Saving accounts can come in different shapes and sizes. Although they all have an AER interest rate which is usually returned annually. Every bank has at least a few saving accounts that you can select from, alongside their other accounts and investment portfolios.
One advantage of saving accounts is that they usually have higher, or much higher, interest rates than the standard current accounts. Most current accounts have interest rates lower than 1%. However, most saving accounts usually have interest rates that are greater than that. Interest rates can vary, but you can surely find some saving accounts with 2 – 3% interest rates in the UK at least. Some may have higher interest rates than this of more like 4 – 5%. Although, saving accounts with an interest rate more than 5% are hard to find at the time of writing.
As such, in respect of interest rates saving accounts are much better than current accounts. A number of saving accounts may only have a small minimum investment requirement as well, which may not be much more than a current account. Some may also be open saving accounts which you can withdraw from anytime. So, they can have quite a few advantages.
Another advantage of saving accounts is that they do not usually have any additional fees associated with them. Unlike some share portfolios which have extra additional commissions and even some current accounts like the Natwest Gold Current Account do have monthly account fees.
However, it’s worth noting that standard saving accounts, at least, are not tax-free. They will have a gross and net interest rate, with net interest highlighting the actual interest returned after tax. As such, this reduces their interest rates.

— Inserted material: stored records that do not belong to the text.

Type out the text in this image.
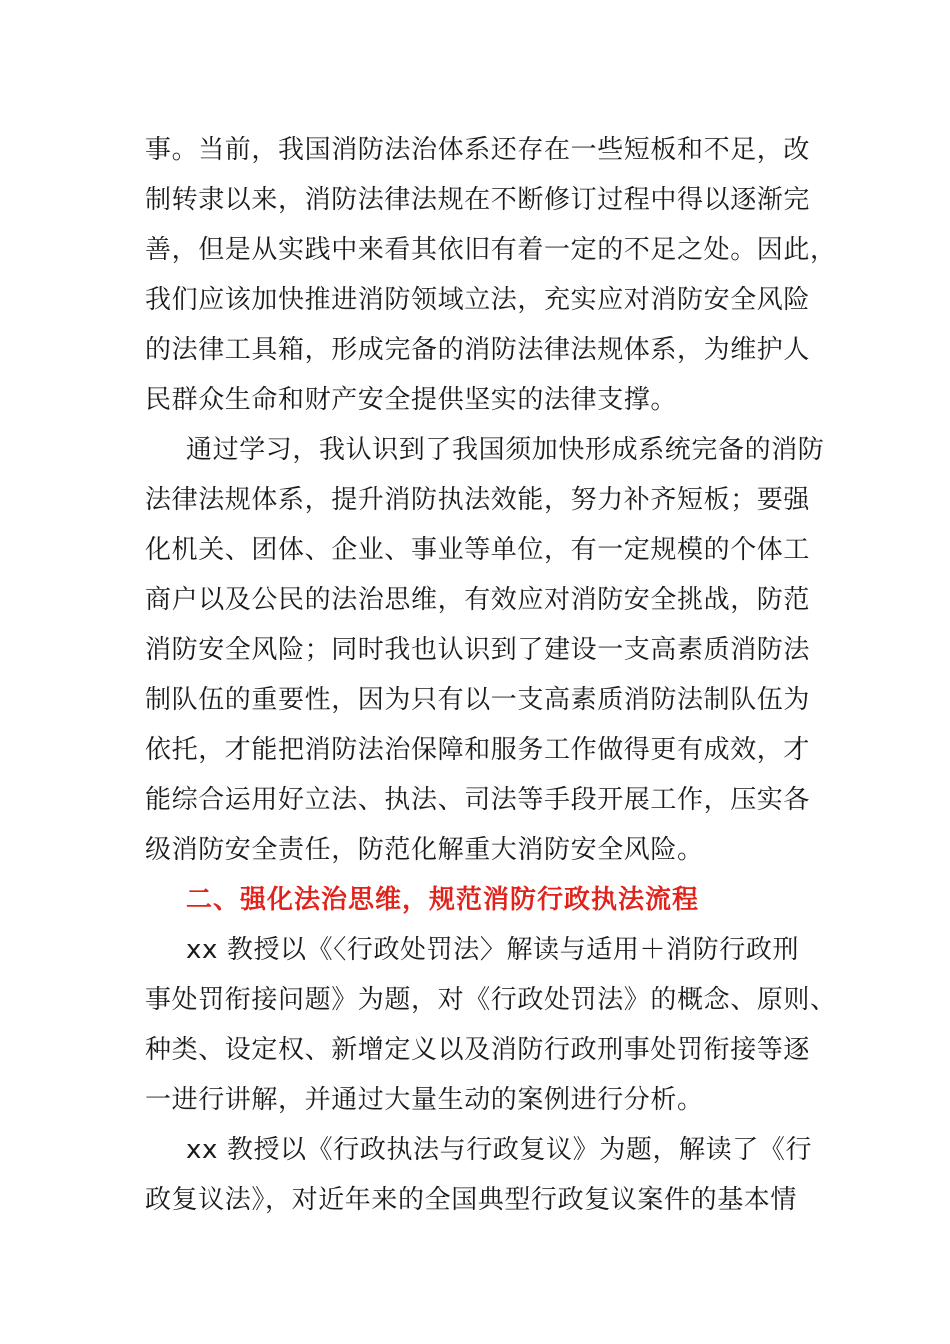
事。当前，我国消防法治体系还存在一些短板和不足，改
制转隶以来，消防法律法规在不断修订过程中得以逐渐完
善，但是从实践中来看其依旧有着一定的不足之处。因此，
我们应该加快推进消防领域立法，充实应对消防安全风险
的法律工具箱，形成完备的消防法律法规体系，为维护人
民群众生命和财产安全提供坚实的法律支撑。
通过学习，我认识到了我国须加快形成系统完备的消防
法律法规体系，提升消防执法效能，努力补齐短板；要强
化机关、团体、企业、事业等单位，有一定规模的个体工
商户以及公民的法治思维，有效应对消防安全挑战，防范
消防安全风险；同时我也认识到了建设一支高素质消防法
制队伍的重要性，因为只有以一支高素质消防法制队伍为
依托，才能把消防法治保障和服务工作做得更有成效，才
能综合运用好立法、执法、司法等手段开展工作，压实各
级消防安全责任，防范化解重大消防安全风险。
二、强化法治思维，规范消防行政执法流程
xx 教授以《〈行政处罚法〉解读与适用＋消防行政刑
事处罚衔接问题》为题，对《行政处罚法》的概念、原则、
种类、设定权、新增定义以及消防行政刑事处罚衔接等逐
一进行讲解，并通过大量生动的案例进行分析。
xx 教授以《行政执法与行政复议》为题，解读了《行
政复议法》，对近年来的全国典型行政复议案件的基本情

Savings accounts are also limited to their interest rates. As such, they are somewhat predictable. When interest rates are low most saving accounts will also have low interest rates between 1 – 2%. These are not especially exciting returns.

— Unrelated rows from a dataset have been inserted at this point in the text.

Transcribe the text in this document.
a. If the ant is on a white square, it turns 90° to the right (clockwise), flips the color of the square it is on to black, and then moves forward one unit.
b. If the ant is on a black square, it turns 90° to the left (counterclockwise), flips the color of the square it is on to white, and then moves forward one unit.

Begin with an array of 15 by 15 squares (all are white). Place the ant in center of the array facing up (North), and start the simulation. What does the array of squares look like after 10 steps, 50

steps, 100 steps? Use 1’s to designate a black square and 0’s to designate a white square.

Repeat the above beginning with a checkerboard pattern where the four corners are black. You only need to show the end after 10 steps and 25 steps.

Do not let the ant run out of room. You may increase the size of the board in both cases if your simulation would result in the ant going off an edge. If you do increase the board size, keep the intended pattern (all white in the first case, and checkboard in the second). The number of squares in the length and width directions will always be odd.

In contrast, bonds have higher rates of interests than most saving accounts. Share portfolios, although much less predictable than saving accounts, can also provide much greater returns. UK Premium Bonds may be something of a lottery, but they too can also eclipse saving accounts, especially when interest rates are down.
These are a few of the pros and cons of saving accounts. When interest rates are higher than usual they can be good, but when that it is not the case then some of the other potential alternatives may be worth noting.